Results are expressed as mean ± SEM (n = 3)

* P < 0.05; ** P < 0.01 and *** P < 0.001 compared to HRE-W

aFurafylline for CYP1A2; Sulfaphenazole for CYP2C9; Quinidine for CYP2D6; Ketoconazole for CYP3A4. Results of the positive controls included in this Table for comparison have been published in our previous work (Wang et al. 2010; Zhou et al. 2012b)

Volume per dose index (VDI) has been employed for the estimation of possible in vivo herb–drug interactions in in vitro incubation using human pooled liver microsomes. As proposed by Strandell et al. (2004), when VDI is greater than 4 l (i.e. human blood volume), it is likely that in vivo herb–drug interactions occurred with the participation of hepatic CYP enzymes. According to the National Drug Standards (Traditional Chinese Medicine Prescription, Volume 2) (Ministry of Health, PR of China), the dose unit of HQ tablets is about 650 mg HQ extract in which 117 mg is baicalin. Based on this dose unit and the respective IC50 values, the VDI of individual CYP450 isoforms were estimated (Table 5). The estimated VDIs of all HQ extracts examined on CYP1A2, CYP2C9 and CYP2D6 enzymes were greater than 4 l per dose unit. More importantly, based on the estimated VDIs, only the extract obtained using UE-E method illustrated a significant in vivo herb–drug interaction with CYP3A4-metabolized Western drugs. Taken together, our results clearly demonstrated that HQ extracts, irrespective of the extraction methods/solvents used, possess significant herb–drug interactions with CYPs-metabolized Western medicines.

Recent pharmacological and toxicological studies indicated that water-soluble components of HQ extract exhibit a variety of therapeutically useful activities with relatively low toxicity (Yimam et al. 2010), whereas long-term toxicity (e.g. damage to the bile duct) of extracts prepared using organic solvent has been reported (Ong et al. 2004) although herbal extraction using organic solvent (e.g.
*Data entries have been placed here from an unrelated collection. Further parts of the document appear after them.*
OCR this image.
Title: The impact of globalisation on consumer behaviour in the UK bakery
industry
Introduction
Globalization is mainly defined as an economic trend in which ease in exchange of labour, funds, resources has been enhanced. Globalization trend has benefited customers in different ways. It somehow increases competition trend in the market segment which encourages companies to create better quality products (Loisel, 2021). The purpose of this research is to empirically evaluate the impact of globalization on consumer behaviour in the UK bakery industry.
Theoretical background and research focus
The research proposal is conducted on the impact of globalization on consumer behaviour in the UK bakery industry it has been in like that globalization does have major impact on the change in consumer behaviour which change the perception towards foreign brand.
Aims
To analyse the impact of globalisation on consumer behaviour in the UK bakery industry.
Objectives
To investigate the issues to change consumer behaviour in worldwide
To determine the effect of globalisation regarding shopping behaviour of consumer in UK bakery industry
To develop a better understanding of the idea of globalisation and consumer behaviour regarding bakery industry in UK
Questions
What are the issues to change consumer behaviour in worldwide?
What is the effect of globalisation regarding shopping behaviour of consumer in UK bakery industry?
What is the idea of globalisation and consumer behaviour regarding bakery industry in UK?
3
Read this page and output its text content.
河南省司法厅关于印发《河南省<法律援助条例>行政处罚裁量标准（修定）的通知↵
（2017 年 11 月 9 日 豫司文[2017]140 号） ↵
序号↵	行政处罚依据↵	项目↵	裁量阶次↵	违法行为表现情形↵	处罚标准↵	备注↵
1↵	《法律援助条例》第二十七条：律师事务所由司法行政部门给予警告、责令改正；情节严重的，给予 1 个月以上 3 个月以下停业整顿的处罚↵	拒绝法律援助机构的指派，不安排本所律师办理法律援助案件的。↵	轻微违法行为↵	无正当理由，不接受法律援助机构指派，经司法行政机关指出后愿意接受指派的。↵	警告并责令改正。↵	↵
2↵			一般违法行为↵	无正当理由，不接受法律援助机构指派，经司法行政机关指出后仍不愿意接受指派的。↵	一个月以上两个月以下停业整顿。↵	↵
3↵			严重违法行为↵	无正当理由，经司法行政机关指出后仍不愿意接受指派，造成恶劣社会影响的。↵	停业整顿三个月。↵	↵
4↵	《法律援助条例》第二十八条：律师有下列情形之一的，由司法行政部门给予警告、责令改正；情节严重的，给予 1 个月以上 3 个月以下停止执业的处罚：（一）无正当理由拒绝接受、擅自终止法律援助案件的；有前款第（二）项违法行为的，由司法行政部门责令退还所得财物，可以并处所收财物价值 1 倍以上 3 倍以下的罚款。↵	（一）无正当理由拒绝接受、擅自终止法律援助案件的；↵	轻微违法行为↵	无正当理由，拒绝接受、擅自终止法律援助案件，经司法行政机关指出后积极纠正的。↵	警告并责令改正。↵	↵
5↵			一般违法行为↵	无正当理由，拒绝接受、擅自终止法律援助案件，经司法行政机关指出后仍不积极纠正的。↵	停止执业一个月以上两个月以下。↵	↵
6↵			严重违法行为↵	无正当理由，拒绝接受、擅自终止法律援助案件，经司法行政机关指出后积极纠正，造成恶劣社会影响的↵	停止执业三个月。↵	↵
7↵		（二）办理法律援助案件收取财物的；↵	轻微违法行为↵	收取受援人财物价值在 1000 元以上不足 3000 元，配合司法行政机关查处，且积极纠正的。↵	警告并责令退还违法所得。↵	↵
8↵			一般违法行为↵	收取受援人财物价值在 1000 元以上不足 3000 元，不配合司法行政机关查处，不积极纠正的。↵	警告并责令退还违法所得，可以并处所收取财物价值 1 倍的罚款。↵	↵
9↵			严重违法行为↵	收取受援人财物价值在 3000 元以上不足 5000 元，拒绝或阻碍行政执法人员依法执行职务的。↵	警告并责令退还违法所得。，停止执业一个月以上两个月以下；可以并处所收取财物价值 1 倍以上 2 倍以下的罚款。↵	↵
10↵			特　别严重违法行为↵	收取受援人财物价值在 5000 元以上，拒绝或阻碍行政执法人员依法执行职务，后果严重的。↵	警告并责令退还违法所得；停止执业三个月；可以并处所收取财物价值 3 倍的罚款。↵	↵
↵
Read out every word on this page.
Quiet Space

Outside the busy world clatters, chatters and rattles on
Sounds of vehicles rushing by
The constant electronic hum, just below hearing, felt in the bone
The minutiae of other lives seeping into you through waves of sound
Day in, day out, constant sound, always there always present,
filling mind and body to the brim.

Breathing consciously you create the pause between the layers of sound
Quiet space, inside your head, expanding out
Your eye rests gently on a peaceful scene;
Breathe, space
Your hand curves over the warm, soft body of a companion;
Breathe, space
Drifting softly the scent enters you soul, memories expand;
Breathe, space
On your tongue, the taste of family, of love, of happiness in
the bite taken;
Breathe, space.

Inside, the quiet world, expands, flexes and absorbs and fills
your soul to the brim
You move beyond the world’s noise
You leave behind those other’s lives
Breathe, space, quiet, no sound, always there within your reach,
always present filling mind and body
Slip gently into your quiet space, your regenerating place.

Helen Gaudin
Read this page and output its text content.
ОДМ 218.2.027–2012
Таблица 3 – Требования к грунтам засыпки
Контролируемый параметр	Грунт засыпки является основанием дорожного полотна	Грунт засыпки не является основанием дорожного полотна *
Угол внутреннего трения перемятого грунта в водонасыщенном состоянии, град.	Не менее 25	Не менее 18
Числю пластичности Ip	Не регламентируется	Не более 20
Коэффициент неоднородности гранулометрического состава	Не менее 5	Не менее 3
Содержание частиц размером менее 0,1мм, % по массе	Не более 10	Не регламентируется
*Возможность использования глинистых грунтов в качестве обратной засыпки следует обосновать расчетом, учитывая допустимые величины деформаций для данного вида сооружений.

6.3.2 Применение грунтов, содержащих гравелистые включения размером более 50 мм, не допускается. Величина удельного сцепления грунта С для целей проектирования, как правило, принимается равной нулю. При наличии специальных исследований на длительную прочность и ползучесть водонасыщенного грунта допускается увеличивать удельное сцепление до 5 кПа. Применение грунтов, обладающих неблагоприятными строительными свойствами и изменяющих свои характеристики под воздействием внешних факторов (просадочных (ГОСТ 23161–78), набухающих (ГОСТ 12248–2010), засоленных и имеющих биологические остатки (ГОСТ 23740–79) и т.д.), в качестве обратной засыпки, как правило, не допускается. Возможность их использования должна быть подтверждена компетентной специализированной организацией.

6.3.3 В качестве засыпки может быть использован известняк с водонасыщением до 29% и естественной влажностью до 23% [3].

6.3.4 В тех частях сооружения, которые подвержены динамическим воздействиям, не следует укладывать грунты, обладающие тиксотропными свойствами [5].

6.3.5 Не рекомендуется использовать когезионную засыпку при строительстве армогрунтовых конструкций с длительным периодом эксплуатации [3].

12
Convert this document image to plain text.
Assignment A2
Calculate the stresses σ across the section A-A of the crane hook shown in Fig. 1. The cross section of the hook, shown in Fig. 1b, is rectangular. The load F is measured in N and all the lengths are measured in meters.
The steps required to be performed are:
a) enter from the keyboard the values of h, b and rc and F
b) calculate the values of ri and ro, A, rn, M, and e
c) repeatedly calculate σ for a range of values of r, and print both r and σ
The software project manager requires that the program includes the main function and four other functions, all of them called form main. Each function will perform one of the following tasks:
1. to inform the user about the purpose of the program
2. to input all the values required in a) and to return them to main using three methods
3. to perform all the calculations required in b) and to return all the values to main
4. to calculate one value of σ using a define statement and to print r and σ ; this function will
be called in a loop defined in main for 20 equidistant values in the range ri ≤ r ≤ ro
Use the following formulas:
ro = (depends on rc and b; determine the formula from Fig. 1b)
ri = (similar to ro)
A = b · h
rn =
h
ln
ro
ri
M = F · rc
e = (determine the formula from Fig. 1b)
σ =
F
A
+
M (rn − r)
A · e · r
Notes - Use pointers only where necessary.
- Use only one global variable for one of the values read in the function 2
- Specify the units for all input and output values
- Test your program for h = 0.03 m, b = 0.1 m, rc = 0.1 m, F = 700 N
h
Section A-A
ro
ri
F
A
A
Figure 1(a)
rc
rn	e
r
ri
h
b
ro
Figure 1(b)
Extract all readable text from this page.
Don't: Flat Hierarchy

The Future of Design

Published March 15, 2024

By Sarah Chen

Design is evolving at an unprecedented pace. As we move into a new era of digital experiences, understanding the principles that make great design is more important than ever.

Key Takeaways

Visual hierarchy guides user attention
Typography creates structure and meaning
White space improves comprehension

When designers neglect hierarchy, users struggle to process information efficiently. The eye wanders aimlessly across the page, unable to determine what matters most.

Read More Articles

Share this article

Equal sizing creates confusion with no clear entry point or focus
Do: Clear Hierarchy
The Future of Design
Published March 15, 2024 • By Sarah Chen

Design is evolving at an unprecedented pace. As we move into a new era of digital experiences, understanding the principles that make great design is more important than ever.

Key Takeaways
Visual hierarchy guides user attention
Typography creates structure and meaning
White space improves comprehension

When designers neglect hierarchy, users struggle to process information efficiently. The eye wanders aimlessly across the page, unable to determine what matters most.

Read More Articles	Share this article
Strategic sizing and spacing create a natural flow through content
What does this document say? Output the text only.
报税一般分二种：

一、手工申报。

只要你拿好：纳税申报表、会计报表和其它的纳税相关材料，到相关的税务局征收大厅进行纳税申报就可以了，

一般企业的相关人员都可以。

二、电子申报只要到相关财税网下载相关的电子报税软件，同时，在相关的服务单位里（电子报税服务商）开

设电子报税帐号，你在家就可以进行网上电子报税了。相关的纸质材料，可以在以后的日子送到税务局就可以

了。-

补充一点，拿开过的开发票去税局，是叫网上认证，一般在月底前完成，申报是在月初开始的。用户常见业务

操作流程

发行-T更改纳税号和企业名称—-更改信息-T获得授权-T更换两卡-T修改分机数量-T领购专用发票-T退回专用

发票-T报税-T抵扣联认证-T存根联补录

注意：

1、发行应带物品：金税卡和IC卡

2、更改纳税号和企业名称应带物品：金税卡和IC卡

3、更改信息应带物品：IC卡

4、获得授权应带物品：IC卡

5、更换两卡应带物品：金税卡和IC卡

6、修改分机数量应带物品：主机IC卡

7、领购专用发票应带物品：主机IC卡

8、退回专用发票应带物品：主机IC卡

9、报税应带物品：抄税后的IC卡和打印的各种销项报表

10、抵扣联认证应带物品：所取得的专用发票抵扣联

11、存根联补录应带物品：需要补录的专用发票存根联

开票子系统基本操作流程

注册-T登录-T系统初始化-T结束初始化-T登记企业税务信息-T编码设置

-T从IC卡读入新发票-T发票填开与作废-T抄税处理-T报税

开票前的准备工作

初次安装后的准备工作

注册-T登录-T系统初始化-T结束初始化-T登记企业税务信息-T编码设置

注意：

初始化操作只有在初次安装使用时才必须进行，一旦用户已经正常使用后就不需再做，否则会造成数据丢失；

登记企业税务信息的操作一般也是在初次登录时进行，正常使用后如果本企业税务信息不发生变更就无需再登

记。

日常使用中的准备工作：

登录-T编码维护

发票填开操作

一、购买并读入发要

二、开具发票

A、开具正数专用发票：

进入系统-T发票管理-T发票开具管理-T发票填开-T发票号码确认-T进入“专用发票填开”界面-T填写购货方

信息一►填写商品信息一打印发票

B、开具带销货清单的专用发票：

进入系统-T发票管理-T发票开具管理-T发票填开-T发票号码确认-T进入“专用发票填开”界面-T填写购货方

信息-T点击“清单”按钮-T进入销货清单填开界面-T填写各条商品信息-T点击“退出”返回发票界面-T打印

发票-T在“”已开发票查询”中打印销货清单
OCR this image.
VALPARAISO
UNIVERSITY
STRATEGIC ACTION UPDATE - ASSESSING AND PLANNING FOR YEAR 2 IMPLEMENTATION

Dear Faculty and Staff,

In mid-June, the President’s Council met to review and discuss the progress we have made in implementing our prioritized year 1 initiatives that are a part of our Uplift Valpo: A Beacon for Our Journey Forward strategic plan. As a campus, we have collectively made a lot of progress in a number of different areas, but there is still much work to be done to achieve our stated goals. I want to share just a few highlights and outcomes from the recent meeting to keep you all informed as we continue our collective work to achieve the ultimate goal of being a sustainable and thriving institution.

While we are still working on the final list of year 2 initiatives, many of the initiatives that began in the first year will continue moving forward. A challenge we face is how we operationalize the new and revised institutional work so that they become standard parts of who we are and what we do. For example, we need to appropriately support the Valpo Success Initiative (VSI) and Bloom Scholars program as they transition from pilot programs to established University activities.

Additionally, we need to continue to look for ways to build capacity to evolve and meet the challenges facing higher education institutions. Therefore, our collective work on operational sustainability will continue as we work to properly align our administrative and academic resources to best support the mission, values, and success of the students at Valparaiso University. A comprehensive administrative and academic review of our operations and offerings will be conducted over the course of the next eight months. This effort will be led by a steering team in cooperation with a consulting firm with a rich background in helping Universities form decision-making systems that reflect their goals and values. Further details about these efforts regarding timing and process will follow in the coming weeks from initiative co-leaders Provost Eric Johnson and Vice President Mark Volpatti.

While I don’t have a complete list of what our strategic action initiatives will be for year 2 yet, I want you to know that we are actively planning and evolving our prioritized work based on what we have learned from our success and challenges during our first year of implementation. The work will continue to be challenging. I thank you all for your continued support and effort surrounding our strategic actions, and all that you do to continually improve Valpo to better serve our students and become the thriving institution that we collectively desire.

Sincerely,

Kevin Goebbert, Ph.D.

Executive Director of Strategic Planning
UE-E in this study which possesses a significant herb–drug interaction with CYP3A4-metabolized drugs) is not a common practice for human consumption. Taken together, our results illustrate that MAE-W provided an effective and efficient procedure in terms of a higher yield of crude extract collected than the conventional HRE-W, and more importantly HQ extract prepared by this procedure has similar pharmacological activities with a lesser magnitude of herb–drug interactions when compared with extracts prepared using other organic-solvent extraction methods. It remains to be determined whether this favorable cost-efficient extraction method could be used in preparation of extracts of more expensive Chinese herb such as Cordyceps for therapeutic uses without affecting their pharmacological effects.